Securing Apache 2 Web Traffic with SSL

Overview

Securing your web connections is essential when dealing with sensitive data, such as credit card transactions or passwords. By default, Apache will not encrypt any transmissions. This means all communications from your web server can be viewed by anyone monitoring the network using freely available tools. To secure your connections, you must enable SSL, which requires a PKI certificate. There are two ways to obtain a certificate. Depending on how your website is accessed – on the local LAN or over the WAN – you’ll need to decide which way is best for you.
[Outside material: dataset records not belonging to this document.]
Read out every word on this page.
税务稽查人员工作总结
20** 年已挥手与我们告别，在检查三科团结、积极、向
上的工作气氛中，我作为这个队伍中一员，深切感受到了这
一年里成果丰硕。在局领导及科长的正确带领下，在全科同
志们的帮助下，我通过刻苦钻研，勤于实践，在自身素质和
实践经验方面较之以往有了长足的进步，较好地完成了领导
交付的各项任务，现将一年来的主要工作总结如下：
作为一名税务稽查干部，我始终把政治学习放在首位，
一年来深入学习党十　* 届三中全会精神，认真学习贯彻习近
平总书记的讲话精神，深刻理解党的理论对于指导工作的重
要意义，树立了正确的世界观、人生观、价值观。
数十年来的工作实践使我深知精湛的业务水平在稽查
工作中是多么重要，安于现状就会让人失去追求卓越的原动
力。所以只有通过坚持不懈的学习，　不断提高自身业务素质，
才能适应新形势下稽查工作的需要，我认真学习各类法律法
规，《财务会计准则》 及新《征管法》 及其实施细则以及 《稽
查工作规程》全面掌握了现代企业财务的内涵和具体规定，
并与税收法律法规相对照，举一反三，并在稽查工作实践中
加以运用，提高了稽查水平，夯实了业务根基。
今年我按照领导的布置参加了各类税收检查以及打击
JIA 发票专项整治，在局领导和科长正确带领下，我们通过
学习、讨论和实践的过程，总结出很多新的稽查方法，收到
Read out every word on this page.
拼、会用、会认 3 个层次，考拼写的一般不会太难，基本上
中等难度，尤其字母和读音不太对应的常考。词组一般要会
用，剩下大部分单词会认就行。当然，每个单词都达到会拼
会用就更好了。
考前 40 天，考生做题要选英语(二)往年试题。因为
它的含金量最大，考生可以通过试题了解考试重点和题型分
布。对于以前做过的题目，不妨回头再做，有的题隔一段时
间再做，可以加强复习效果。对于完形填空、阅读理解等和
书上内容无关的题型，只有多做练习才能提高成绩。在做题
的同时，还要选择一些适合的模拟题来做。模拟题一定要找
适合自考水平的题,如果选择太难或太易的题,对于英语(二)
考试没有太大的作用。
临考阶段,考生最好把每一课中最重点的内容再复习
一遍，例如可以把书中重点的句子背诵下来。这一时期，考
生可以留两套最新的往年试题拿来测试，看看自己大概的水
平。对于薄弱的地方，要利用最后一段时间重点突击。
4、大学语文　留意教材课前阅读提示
When connections are limited to the local LAN by a small amount of people, a self-signed certificate is sufficient. However, if your website is accessible over the Internet by large amounts of users, a certifcate from a public signing authority is strongly recommended. Self-signed certificate are not trusted since the only person who can prove their validity is the individual who generates it. Without validation from a well known Certificate Authority, a self-signed certificate will cause most browsers to display a strong warning, which must be acknowledge, before the user can land on your website. This is the reason why they should only be used in small local LANs. This tutoral will focus on using self-signed certificates.

SSL Enabling Apache

The default Apache installation does not contain any means of enabling SSL. So, before we can use the certificate we generate in this tutorial, we’ll need to prepare Apache. To enable SSL support, you do the following:

  • Redhat CentOS
    yum install mod_ssl -y
  • Ubuntu
    sudo ln -s /etc/apache2/mods-available/ssl.conf /etc/apache2/mods-enabled/ssl.conf
    sudo ln -s /etc/apache2/mods-available/ssl.load /etc/apache2/mods-enabled/ssl.load

Generating a Self-signed Certificate

Generating self-signed certificates is an easy way to encrypt your data transmission; however, the certificates will be signed by you, an untrusted public identity. Every user who accesses your website will receive certificate trust errors. If your application is only going to be accessed by a small set of common users, you can have them install your certificate authority key.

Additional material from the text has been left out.